After Michael Brown was killed by a police officer in Ferguson, Missouri, igniting the national Black Lives Matter movement, everyone from then president Barack Obama to members of Brown’s family embraced a relatively new solution for reform: Equip officers with body cameras. If police knew their every action was being recorded, the reasoning went, they would more likely be on their best behavior. If not, the cameras would at least capture any misconduct, making law enforcement more transparent and accountable.

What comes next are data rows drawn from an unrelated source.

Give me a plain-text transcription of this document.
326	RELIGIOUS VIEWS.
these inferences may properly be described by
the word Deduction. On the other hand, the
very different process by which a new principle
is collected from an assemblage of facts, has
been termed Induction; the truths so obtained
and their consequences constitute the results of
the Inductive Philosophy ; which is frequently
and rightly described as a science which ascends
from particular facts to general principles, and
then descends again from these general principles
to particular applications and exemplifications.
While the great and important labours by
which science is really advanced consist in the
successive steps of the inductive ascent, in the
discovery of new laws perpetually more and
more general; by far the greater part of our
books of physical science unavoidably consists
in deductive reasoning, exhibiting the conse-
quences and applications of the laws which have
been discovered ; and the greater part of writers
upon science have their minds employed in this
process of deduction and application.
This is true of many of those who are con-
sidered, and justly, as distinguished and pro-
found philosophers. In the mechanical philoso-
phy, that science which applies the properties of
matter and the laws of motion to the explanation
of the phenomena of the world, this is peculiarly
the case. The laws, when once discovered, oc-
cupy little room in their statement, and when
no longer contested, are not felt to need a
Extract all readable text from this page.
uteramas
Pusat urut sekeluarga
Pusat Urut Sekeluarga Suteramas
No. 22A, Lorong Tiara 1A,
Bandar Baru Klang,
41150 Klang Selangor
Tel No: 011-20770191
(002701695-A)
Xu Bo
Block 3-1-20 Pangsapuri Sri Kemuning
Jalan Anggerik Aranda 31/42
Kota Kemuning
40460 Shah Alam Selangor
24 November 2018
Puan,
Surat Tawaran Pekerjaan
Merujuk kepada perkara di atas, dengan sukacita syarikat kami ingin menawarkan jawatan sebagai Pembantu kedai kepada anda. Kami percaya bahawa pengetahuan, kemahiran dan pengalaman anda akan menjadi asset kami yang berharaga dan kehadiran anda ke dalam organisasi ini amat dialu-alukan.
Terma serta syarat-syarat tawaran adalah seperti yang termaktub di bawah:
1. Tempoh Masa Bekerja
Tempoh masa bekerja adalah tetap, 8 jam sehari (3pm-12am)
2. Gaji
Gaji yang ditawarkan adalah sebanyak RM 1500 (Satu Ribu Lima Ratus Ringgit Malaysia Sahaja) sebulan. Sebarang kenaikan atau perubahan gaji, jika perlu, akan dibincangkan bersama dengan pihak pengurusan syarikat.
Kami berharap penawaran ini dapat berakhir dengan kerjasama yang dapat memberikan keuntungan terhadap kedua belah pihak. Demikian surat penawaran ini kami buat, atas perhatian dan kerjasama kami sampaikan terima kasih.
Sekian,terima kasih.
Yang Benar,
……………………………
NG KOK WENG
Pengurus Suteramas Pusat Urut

Six years later, body cameras are now used by nearly every major police department in the US, but they’ve failed to prevent more police violence. Technology didn’t prevent the killing of George Floyd while he was in police custody last month. Body cameras “were on and activated,” the Minneapolis Police Department said the next day, while alleging Floyd had resisted arrest. But it was videos from bystanders and security cameras, not body cam footage, that revealed what law enforcement failed to mention: Floyd died after one of the officers, Derek Chauvin, pinned him to the ground with a knee on his neck for almost nine minutes. Floyd’s death was later ruled a homicide, and the four officers involved now face criminal charges, including second-degree murder for Chauvin.

Body cameras have long been appealing to policymakers as a tool for police reform. Now, amid ongoing worldwide protests against racism and police violence, government officials are again turning to the devices. Police reform legislation unveiled by Senate Republicans on Wednesday encourages wider use of body cameras. In Canada, the head of the Royal Canadian Mounted Police announced this month that she would seek to equip her officers with them to increase public trust.

“People look to body cameras as some sort of silver bullet,” says Harlan Yu, the executive director of Upturn, a nonprofit focused on progressive technology policy. The devices by themselves, however, don’t create more accountability and transparency. It’s how they’re used by police that matters. Obama recognized the same thing half a decade ago. “It’s not a panacea,” the former president said in 2015. “It has to be embedded in a broader change in culture and a legal framework that ensures that people’s privacy is respected.”

Policymakers need to balance that right to privacy with the public’s ability to access body camera footage. While there are some statewide laws governing how that data should be handled, in many places body camera policies have been left up to police themselves. A 2016 scorecard created by Upturn and the Leadership Conference on Civil and Human Rights found policies from 50 major police departments varied widely. Some cities didn’t explicitly prohibit officers from tampering with footage or allow people who filed misconduct complaints to view tapes about their cases. “Even if you’re a subject of footage in many places, you don’t have a special right to get access,” says Yu.

In New York City, the Civilian Complaint Review Board—the very agency with the power to investigate allegations of police abuse—said last year that it hadn’t received footage it requested in hundreds of cases. Sometimes, the CCRB noted, the NYPD denied that tapes existed when it had them all along. “In one case, the NYPD told the CCRB three times that no video of an incident existed, yet the footage was later leaked to the Daily News,” the agency wrote in a memo outlining the problem.

Even in high-profile incidents like when a person is killed in police custody, body camera footage is often not released to the public. Upturn analyzed 100 fatal police shootings documented by The Washington Post from 2017 where body cam footage is believed to be available, and found that it was only made public in 40 cases. In many instances, footage is only released after significant public pressure or a court order. In Texas, The Dallas Morning News spent three years fighting to obtain tapes from the killing of Tony Timpa, who died in police custody in 2016. “We’ve seen so many cases where it takes months or even years to force police departments to share body cam footage when it shows police violence and wrongdoing,” says Albert Fox Cahn, the executive director of the Surveillance Technology Oversight Project at the nonprofit Urban Justice Center.